ÖĞRENCİLERİN ÜCRETLİ ÖĞRETMENLERE KARŞI TUTUMU

Ücretli öğretmenlerin işe başlamadan önce ‘ideal öğretmen olacağım’ düşüncesi, işe başladıktan sonra tam bir fiyaskoya dönüşüyor. Öğretmenlere, öğrencilerin onlara karşı nasıl davrandıkları sorulduğunda çok farklı cevaplar alındı. Bir başka öğretmen çalışmaya başladığı okulun ilk günü idareciler tarafından, öğrencilere ücretli öğretmenlik yaptığını söylememesi için uyarıldı. “Çalıştığım yerde öğrenciler ücretli olduğumu bilmiyorlar. Eğer bilselerdi bizi belli yere kadar sayar ve dinlerler. Fakat öğrencilerim herhangi bir ayrım yapmıyor. Bütün öğretmenlere karşı tutumları aynı” Dedi.

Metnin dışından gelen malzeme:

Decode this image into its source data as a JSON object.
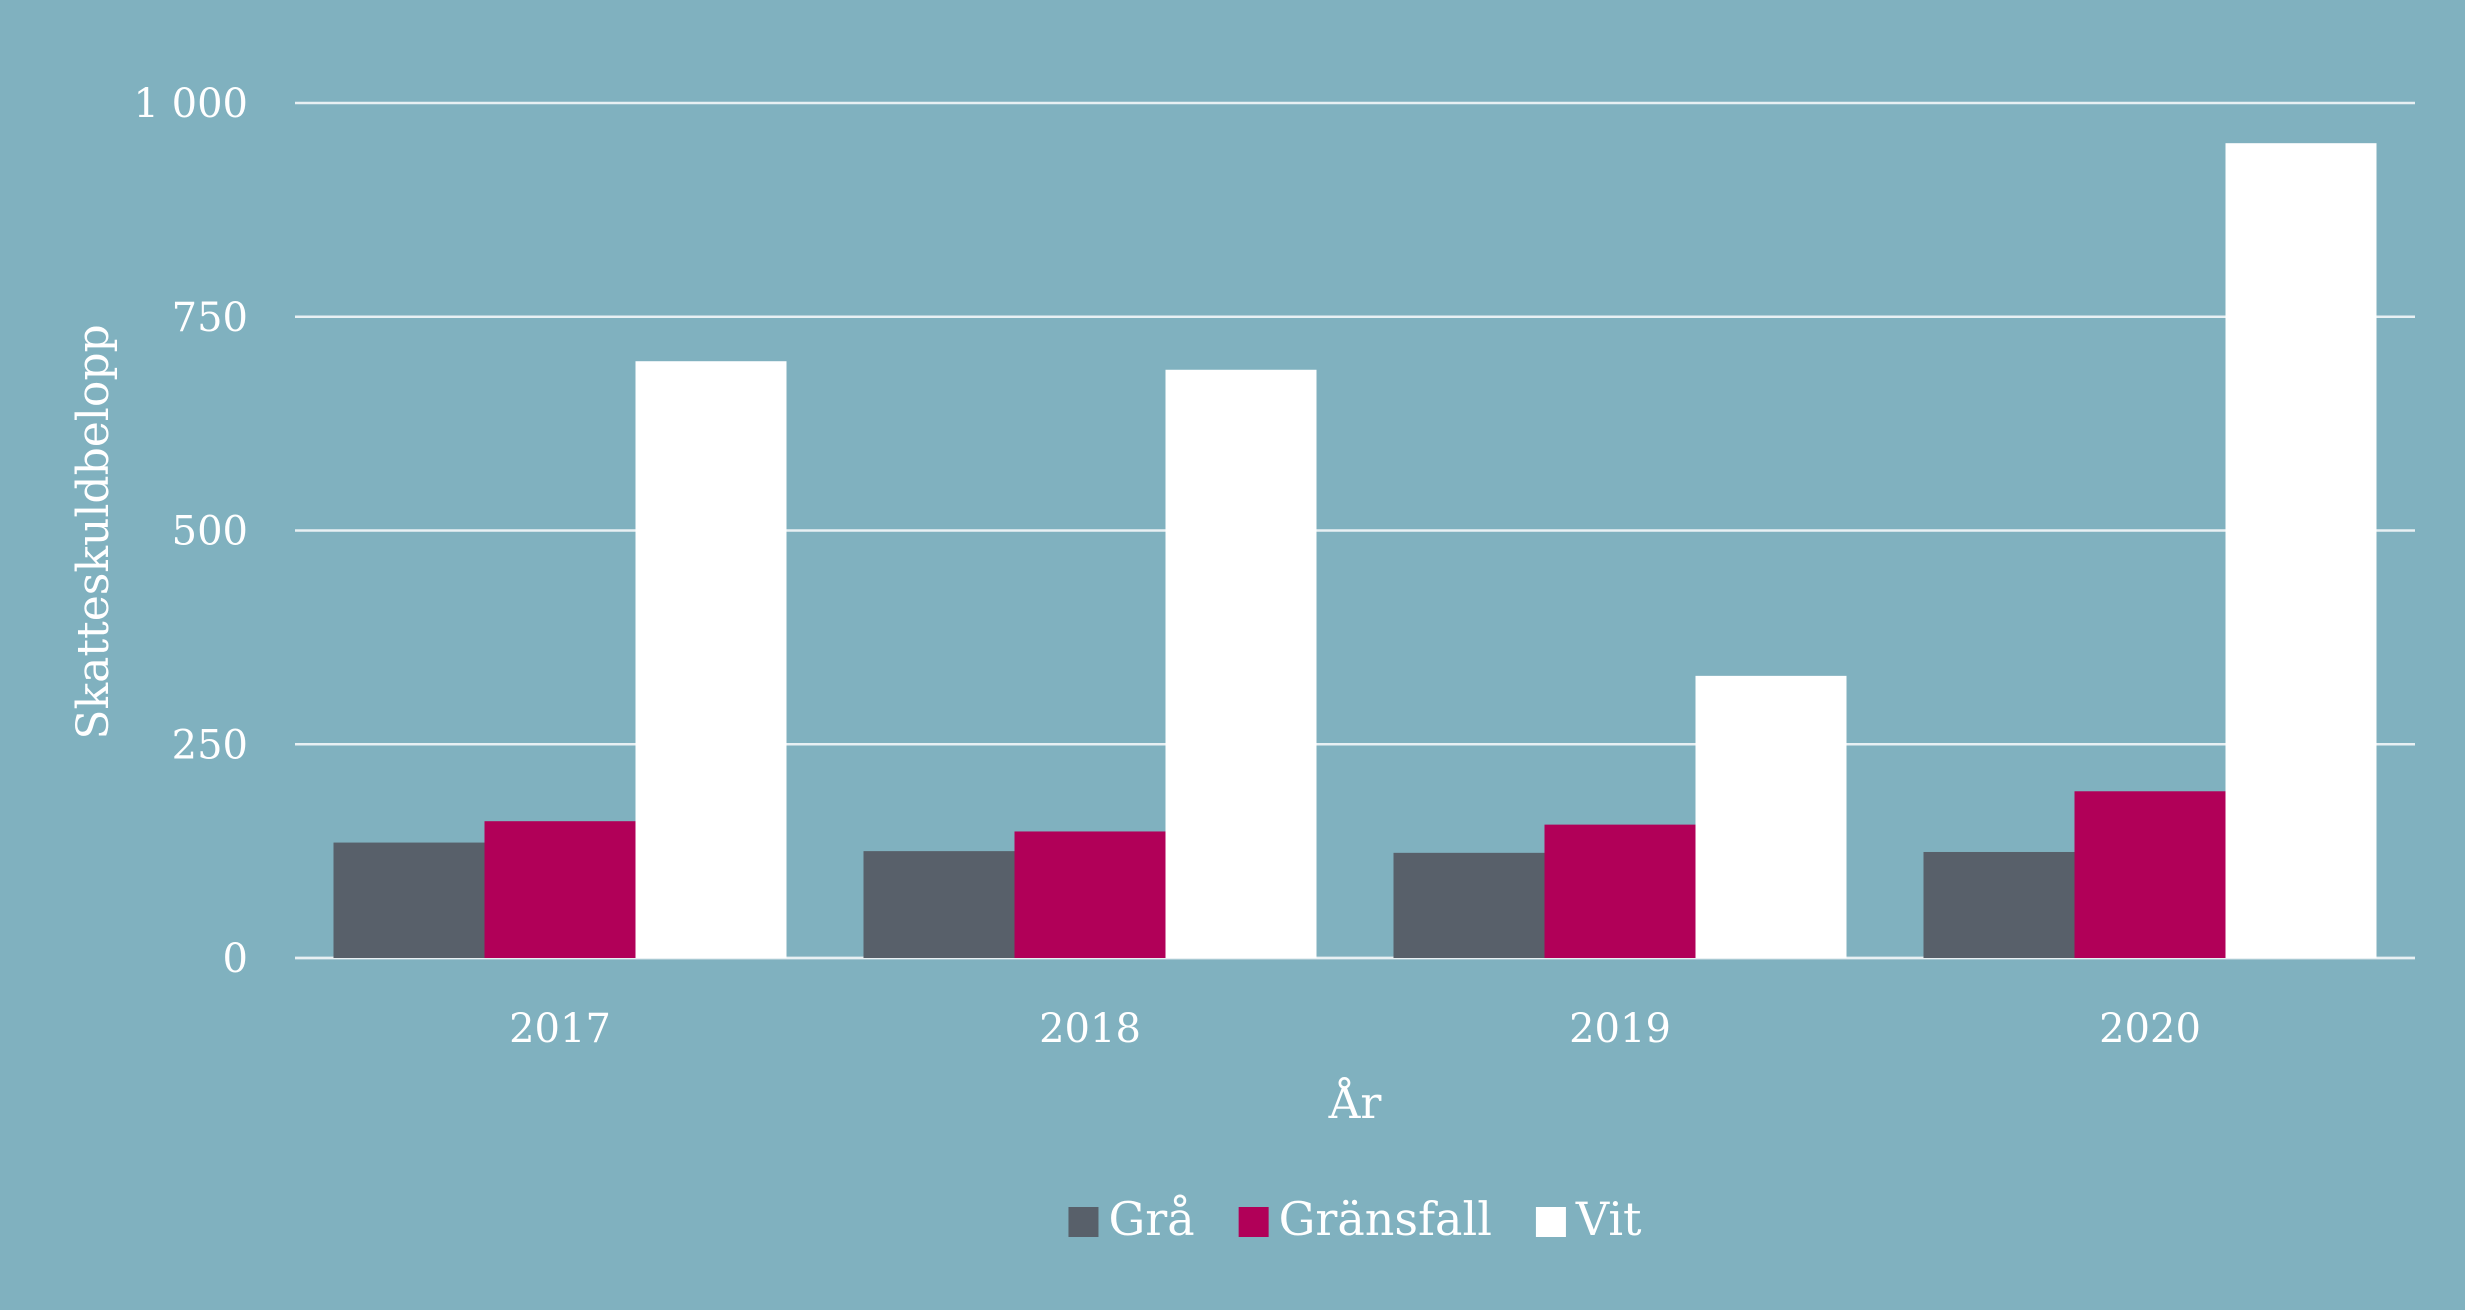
{
  "chart_data": {
    "type": "bar",
    "categories": [
      "2017",
      "2018",
      "2019",
      "2020"
    ],
    "series": [
      {
        "name": "Grå",
        "color": "#58606a",
        "values": [
          135,
          125,
          123,
          124
        ]
      },
      {
        "name": "Gränsfall",
        "color": "#b10058",
        "values": [
          160,
          148,
          156,
          195
        ]
      },
      {
        "name": "Vit",
        "color": "#ffffff",
        "values": [
          698,
          688,
          330,
          953
        ]
      }
    ],
    "xlabel": "År",
    "ylabel": "Skatteskuldbelopp",
    "ylim": [
      0,
      1000
    ],
    "yticks": [
      {
        "value": 0,
        "label": "0"
      },
      {
        "value": 250,
        "label": "250"
      },
      {
        "value": 500,
        "label": "500"
      },
      {
        "value": 750,
        "label": "750"
      },
      {
        "value": 1000,
        "label": "1 000"
      }
    ],
    "grid": true,
    "legend_position": "bottom-center",
    "background_color": "#80b1bf",
    "gridline_color": "#e8f0f3"
  }
}
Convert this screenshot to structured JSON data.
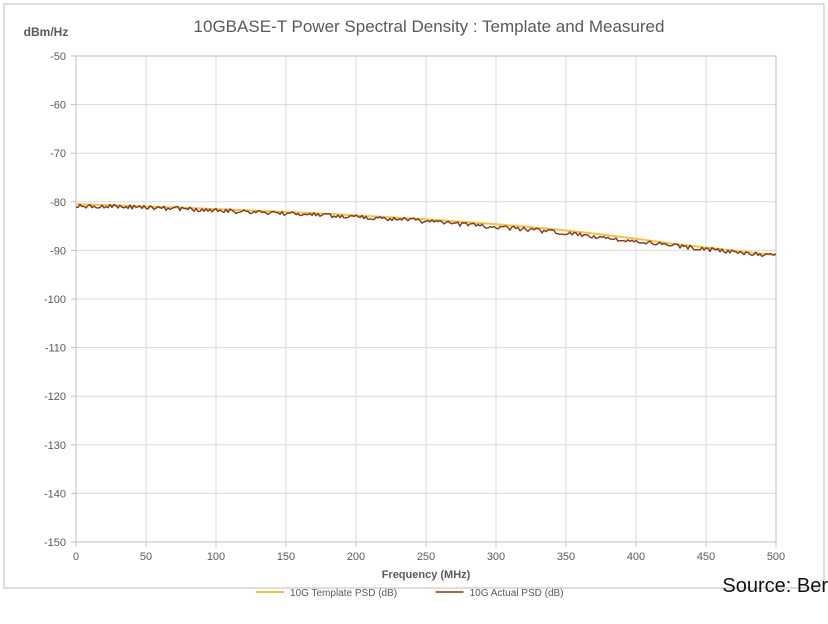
{
  "chart": {
    "type": "line",
    "title": "10GBASE-T Power Spectral Density : Template and Measured",
    "title_fontsize": 17,
    "title_color": "#595959",
    "ylabel_unit": "dBm/Hz",
    "ylabel_fontsize": 12,
    "xlabel": "Frequency (MHz)",
    "xlabel_fontsize": 11,
    "xlabel_weight": "bold",
    "background_color": "#ffffff",
    "border_color": "#bfbfbf",
    "grid_color": "#d9d9d9",
    "axis_line_color": "#bfbfbf",
    "tick_font_color": "#595959",
    "tick_fontsize": 11,
    "xlim": [
      0,
      500
    ],
    "ylim": [
      -150,
      -50
    ],
    "xtick_step": 50,
    "ytick_step": 10,
    "xticks": [
      0,
      50,
      100,
      150,
      200,
      250,
      300,
      350,
      400,
      450,
      500
    ],
    "yticks": [
      -50,
      -60,
      -70,
      -80,
      -90,
      -100,
      -110,
      -120,
      -130,
      -140,
      -150
    ],
    "legend": {
      "position": "bottom-center",
      "fontsize": 10,
      "color": "#595959",
      "items": [
        {
          "label": "10G Template PSD (dB)",
          "color": "#f3c04a",
          "width": 2
        },
        {
          "label": "10G Actual PSD (dB)",
          "color": "#7a3a1a",
          "width": 1.5
        }
      ]
    },
    "series": [
      {
        "name": "10G Template PSD (dB)",
        "color": "#f3c04a",
        "line_width": 2,
        "data": [
          [
            0,
            -80.5
          ],
          [
            25,
            -80.7
          ],
          [
            50,
            -81.0
          ],
          [
            75,
            -81.2
          ],
          [
            100,
            -81.5
          ],
          [
            125,
            -81.8
          ],
          [
            150,
            -82.1
          ],
          [
            175,
            -82.4
          ],
          [
            200,
            -82.8
          ],
          [
            225,
            -83.2
          ],
          [
            250,
            -83.6
          ],
          [
            275,
            -84.1
          ],
          [
            300,
            -84.6
          ],
          [
            325,
            -85.2
          ],
          [
            350,
            -85.9
          ],
          [
            375,
            -86.7
          ],
          [
            400,
            -87.6
          ],
          [
            425,
            -88.6
          ],
          [
            450,
            -89.4
          ],
          [
            475,
            -90.2
          ],
          [
            500,
            -91.0
          ]
        ]
      },
      {
        "name": "10G Actual PSD (dB)",
        "color": "#7a3a1a",
        "line_width": 1.4,
        "noise_amp": 0.45,
        "data": [
          [
            0,
            -80.8
          ],
          [
            25,
            -80.9
          ],
          [
            50,
            -81.2
          ],
          [
            75,
            -81.4
          ],
          [
            100,
            -81.8
          ],
          [
            125,
            -82.1
          ],
          [
            150,
            -82.4
          ],
          [
            175,
            -82.7
          ],
          [
            200,
            -83.1
          ],
          [
            225,
            -83.5
          ],
          [
            250,
            -84.0
          ],
          [
            275,
            -84.6
          ],
          [
            300,
            -85.2
          ],
          [
            325,
            -85.8
          ],
          [
            350,
            -86.5
          ],
          [
            375,
            -87.3
          ],
          [
            400,
            -88.2
          ],
          [
            425,
            -89.0
          ],
          [
            450,
            -89.7
          ],
          [
            475,
            -90.4
          ],
          [
            500,
            -91.0
          ]
        ]
      }
    ]
  },
  "source_text": "Source: Ber"
}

“EKONOMİK BEKLENTİLERİ KARŞILAMIYOR”

Ücretli öğretmenlik maaşlarının az olması öğretmenleri ekonomik açıdan zorluyor. Özellikle ailelerin bu konuda beklentilerinin yüksek olması ‘çocuğum o kadar okudu çok kazanacak’ düşüncesi öğretmenleri psikolojik olarak olumsuz etkiliyor. Ücretli öğretmen olarak görev yapan M.T “Ailemin beklentisini karşılayamıyorum. Bir araba almak istediğimde başka bir yere yatırım yapamayıp borç ödüyorum. Aileme yeteri kadar destek çıkamadığım için üzülüyorum bir yere bağlı kalmak elbet biraz zorluyor. Kendi branşı olmayan öğretmenlerin farklı derslere girmesi öğrencilere pek bir fayda sağlamıyor. Bu yüzden ücretli öğretmenliğin kesinlikle kaldırılması gerekiyor. Onun yerine düzgün bir sistem oluşturulmalı ve devamlı atamalar yapılmalı zamanı ve yaşı gelen öğretmenler emekliye ayrılsa böyle bir uygulamaya gerek kalmaz. Eğer böyle bir uygulamaya devam edilecekse bile bütün öğretmen ve öğrencilerin eşit statü ve hakka sahip olacağı bir düzen oluşturulmalı.” Şeklinde konuştu.